Demanding scientific evidence for God is a fallacious category error. And the fact that many don’t like this answer only shows how profoundly they don’t understand what is meant by “God” in classical theism.
Don’t get me wrong. Science has the goods when it comes to testing things in nature. But science cannot help us with the question of God. Besides, scientific evidence is only one kind of evidence. For instance, there’s also logical evidence that’s just as valid, like with mathematical theorems. And theist philosophers have developed robust and logically deductive arguments for the existence of God over the last 2,300 years. The problem is, many scientists and even philosophers who are atheists have shown that they really don’t understand the classical theist’s arguments, only a vapid caricature of them.
Another fallacious category error stems from what is meant when we use the word, “God.” It seems that many atheists and skeptics (even some theists) think of God as a “thing” in the universe. But God is not a being in nature, nor is He some “supreme being” among beings. (See my post, “God is not a god“.)
However, while God is not material or part of the cosmos, He certainly could interact with it if He created it. This would be similar to a builder interacting with his building’s construction or on-going maintenance. Now, you certainly wouldn’t go down to the construction site and look for the builder in the concrete or glass. That would be absurd. Likewise, the Builder of the cosmos won’t be found in the cosmos.
So, while we won’t find God Himself by looking in the universe, we will find His workings everywhere and every moment of every day we exist.
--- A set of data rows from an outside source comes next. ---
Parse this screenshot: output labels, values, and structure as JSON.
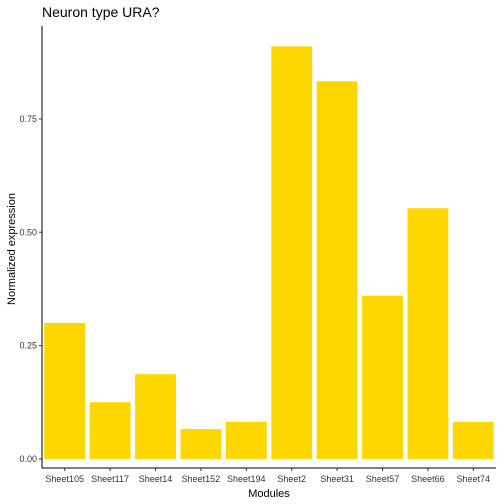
{
  "chart_data": {
    "type": "bar",
    "title": "Neuron type URA?",
    "xlabel": "Modules",
    "ylabel": "Normalized expression",
    "categories": [
      "Sheet105",
      "Sheet117",
      "Sheet14",
      "Sheet152",
      "Sheet194",
      "Sheet2",
      "Sheet31",
      "Sheet57",
      "Sheet66",
      "Sheet74"
    ],
    "values": [
      0.3,
      0.125,
      0.187,
      0.066,
      0.082,
      0.91,
      0.833,
      0.36,
      0.553,
      0.082
    ],
    "yticks": [
      0.0,
      0.25,
      0.5,
      0.75
    ],
    "ytick_labels": [
      "0.00",
      "0.25",
      "0.50",
      "0.75"
    ],
    "ylim": [
      -0.02,
      0.955
    ],
    "bar_color": "#FFD700",
    "axis_color": "#000000",
    "grid": false,
    "legend": "none"
  }
}
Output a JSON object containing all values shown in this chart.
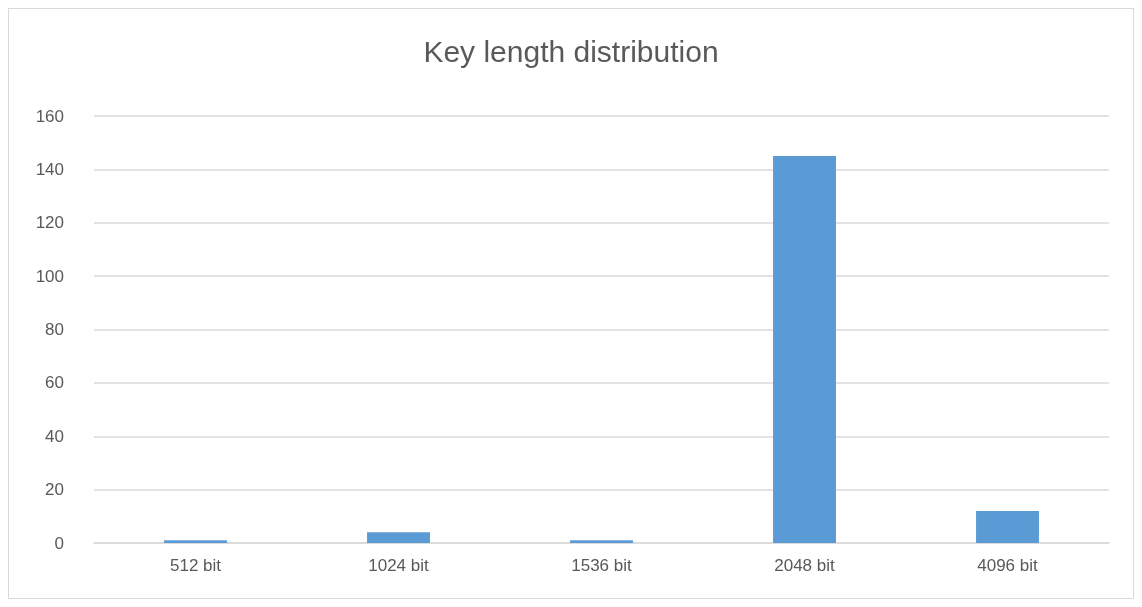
{
  "chart_data": {
    "type": "bar",
    "title": "Key length distribution",
    "categories": [
      "512 bit",
      "1024 bit",
      "1536 bit",
      "2048 bit",
      "4096 bit"
    ],
    "values": [
      1,
      4,
      1,
      145,
      12
    ],
    "color": "#5b9bd5",
    "ylim": [
      0,
      160
    ],
    "yticks": [
      0,
      20,
      40,
      60,
      80,
      100,
      120,
      140,
      160
    ],
    "grid": "y"
  }
}
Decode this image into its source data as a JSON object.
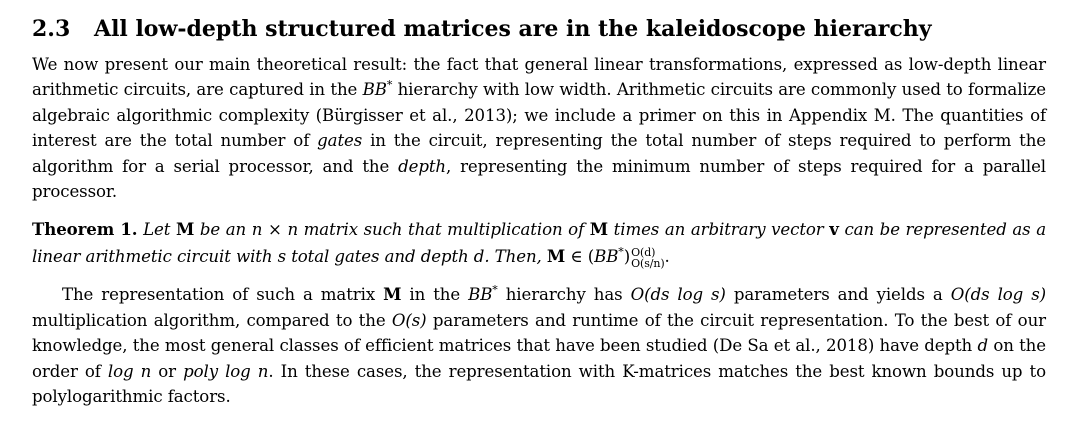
{
  "section": {
    "number": "2.3",
    "title": "All low-depth structured matrices are in the kaleidoscope hierarchy"
  },
  "para1": {
    "t1": "We now present our main theoretical result: the fact that general linear transformations, expressed as low-depth linear arithmetic circuits, are captured in the ",
    "bb": "BB",
    "star": "*",
    "t2": " hierarchy with low width. Arithmetic circuits are commonly used to formalize algebraic algorithmic complexity (Bürgisser et al., 2013); we include a primer on this in Appendix M. The quantities of interest are the total number of ",
    "gates": "gates",
    "t3": " in the circuit, representing the total number of steps required to perform the algorithm for a serial processor, and the ",
    "depth": "depth",
    "t4": ", representing the minimum number of steps required for a parallel processor."
  },
  "theorem": {
    "head": "Theorem 1.",
    "t1": "Let ",
    "M": "M",
    "t2": " be an ",
    "n1": "n",
    "times": " × ",
    "n2": "n",
    "t3": " matrix such that multiplication of ",
    "M2": "M",
    "t4": " times an arbitrary vector ",
    "v": "v",
    "t5": " can be represented as a linear arithmetic circuit with ",
    "s": "s",
    "t6": " total gates and depth ",
    "d": "d",
    "t7": ". Then, ",
    "M3": "M",
    "in": " ∈ (",
    "bb": "BB",
    "star": "*",
    "close": ")",
    "sup": "O(d)",
    "sub": "O(s/n)",
    "end": "."
  },
  "para2": {
    "t1": "The representation of such a matrix ",
    "M": "M",
    "t2": " in the ",
    "bb": "BB",
    "star": "*",
    "t3": " hierarchy has ",
    "m1": "O(ds log s)",
    "t4": " parameters and yields a ",
    "m2": "O(ds log s)",
    "t5": " multiplication algorithm, compared to the ",
    "m3": "O(s)",
    "t6": " parameters and runtime of the circuit representation. To the best of our knowledge, the most general classes of efficient matrices that have been studied (De Sa et al., 2018) have depth ",
    "d": "d",
    "t7": " on the order of ",
    "m4": "log n",
    "t8": " or ",
    "m5": "poly log n",
    "t9": ". In these cases, the representation with K-matrices matches the best known bounds up to polylogarithmic factors."
  }
}
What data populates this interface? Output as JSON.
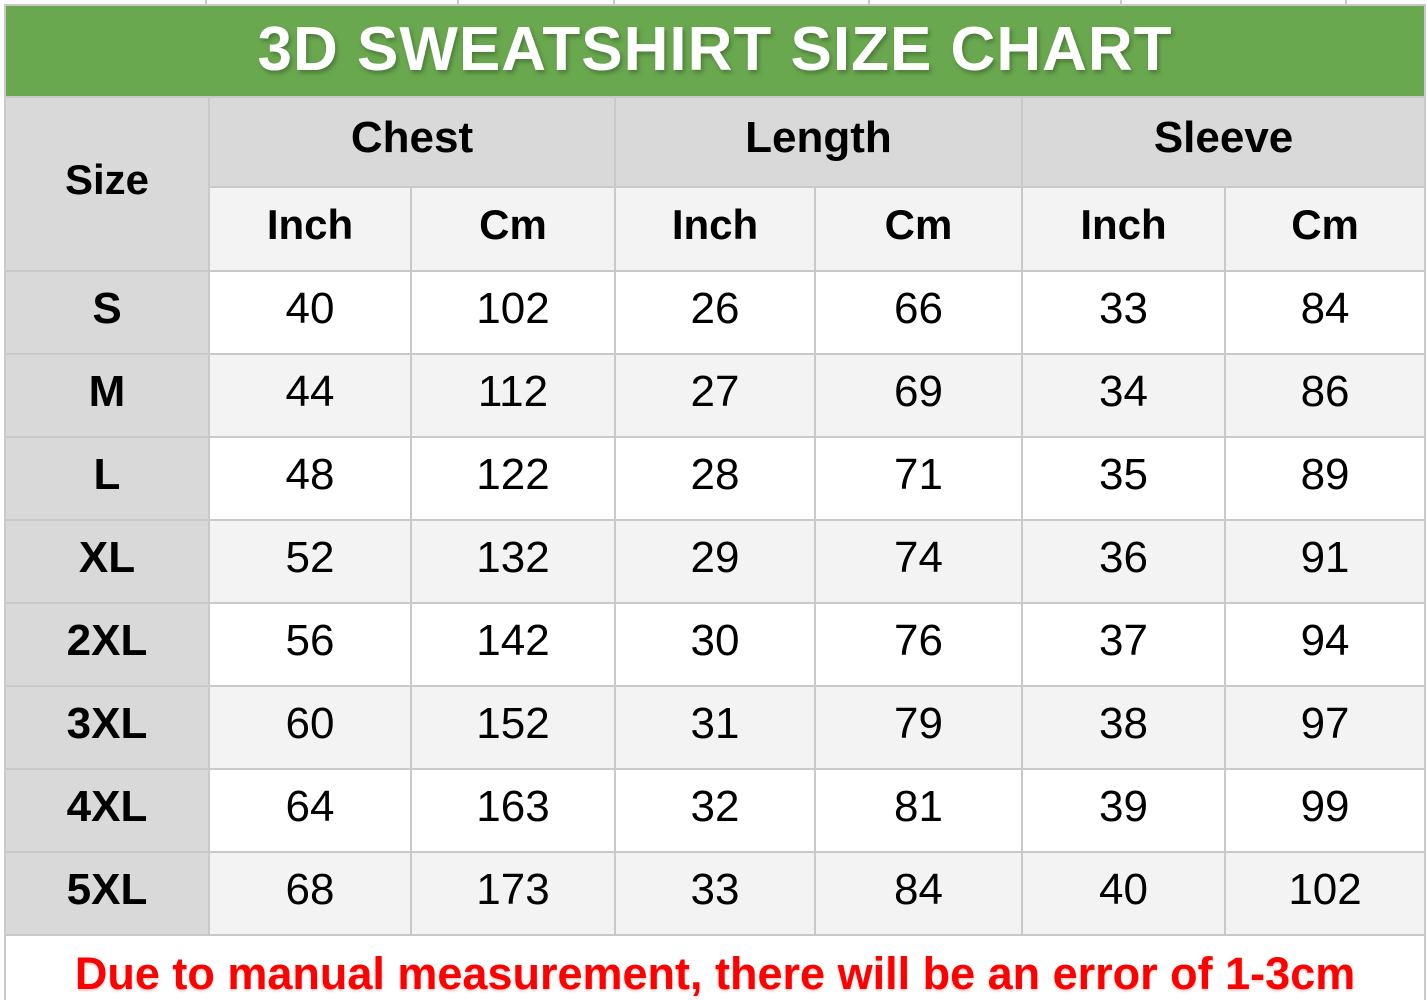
{
  "title": "3D SWEATSHIRT SIZE CHART",
  "note": "Due to manual measurement, there will be an error of 1-3cm",
  "colors": {
    "header_green": "#6aa84f",
    "title_text": "#ffffff",
    "group_header_gray": "#d9d9d9",
    "subheader_gray": "#f3f3f3",
    "alt_row_gray": "#f3f3f3",
    "note_red": "#ff0000",
    "border_gray": "#c9c9c9",
    "text_black": "#000000"
  },
  "table": {
    "size_label": "Size",
    "groups": [
      {
        "label": "Chest"
      },
      {
        "label": "Length"
      },
      {
        "label": "Sleeve"
      }
    ],
    "unit_labels": [
      "Inch",
      "Cm",
      "Inch",
      "Cm",
      "Inch",
      "Cm"
    ],
    "rows": [
      {
        "size": "S",
        "values": [
          40,
          102,
          26,
          66,
          33,
          84
        ]
      },
      {
        "size": "M",
        "values": [
          44,
          112,
          27,
          69,
          34,
          86
        ]
      },
      {
        "size": "L",
        "values": [
          48,
          122,
          28,
          71,
          35,
          89
        ]
      },
      {
        "size": "XL",
        "values": [
          52,
          132,
          29,
          74,
          36,
          91
        ]
      },
      {
        "size": "2XL",
        "values": [
          56,
          142,
          30,
          76,
          37,
          94
        ]
      },
      {
        "size": "3XL",
        "values": [
          60,
          152,
          31,
          79,
          38,
          97
        ]
      },
      {
        "size": "4XL",
        "values": [
          64,
          163,
          32,
          81,
          39,
          99
        ]
      },
      {
        "size": "5XL",
        "values": [
          68,
          173,
          33,
          84,
          40,
          102
        ]
      }
    ]
  },
  "chart_data": {
    "type": "table",
    "title": "3D SWEATSHIRT SIZE CHART",
    "columns": [
      "Size",
      "Chest Inch",
      "Chest Cm",
      "Length Inch",
      "Length Cm",
      "Sleeve Inch",
      "Sleeve Cm"
    ],
    "rows": [
      [
        "S",
        40,
        102,
        26,
        66,
        33,
        84
      ],
      [
        "M",
        44,
        112,
        27,
        69,
        34,
        86
      ],
      [
        "L",
        48,
        122,
        28,
        71,
        35,
        89
      ],
      [
        "XL",
        52,
        132,
        29,
        74,
        36,
        91
      ],
      [
        "2XL",
        56,
        142,
        30,
        76,
        37,
        94
      ],
      [
        "3XL",
        60,
        152,
        31,
        79,
        38,
        97
      ],
      [
        "4XL",
        64,
        163,
        32,
        81,
        39,
        99
      ],
      [
        "5XL",
        68,
        173,
        33,
        84,
        40,
        102
      ]
    ],
    "annotations": [
      "Due to manual measurement, there will be an error of 1-3cm"
    ]
  }
}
As Paul said, His invisible attributes are clearly seen in our world:
20 For since the creation of the world His invisible attributes are clearly seen, being understood by the things that are made, His eternal power and Godhead, so that they are without excuse (Rom.1:20 NKJV, emphasis added)
In fact, the most ubiquitous evidence of all is that we continue to exist. And if this is so, we must have an explanation for our continuing existence, otherwise we succumb to ontological incoherence. We violate the principle of sufficient explanation. As David Bentley Hart points out concerning the inescapable absurdity of naturalism:
“It is at the very point where physical reality becomes questionable, and reason finds it has to venture beyond the limits of nature if it is to make sense of nature, that naturalism demands reason turn back, resigned to pure absurdity, and rest content with a non-answer that closes off every avenue to the goal the mind necessarily seeks. The question of existence is real, comprehensible, and unavoidable, and yet it lies beyond the power of naturalism to answer it, or even to ask it.” (“The Experience of God,” p.95)
We will look at what classical theists mean by the existence of God in the next couple of posts. While it may take a little thought to fully comprehend the depth of their arguments and understand some of the metaphysical terminology, once you do you’ll see why the atheist’s arguments for a God-less reality are all non-starters.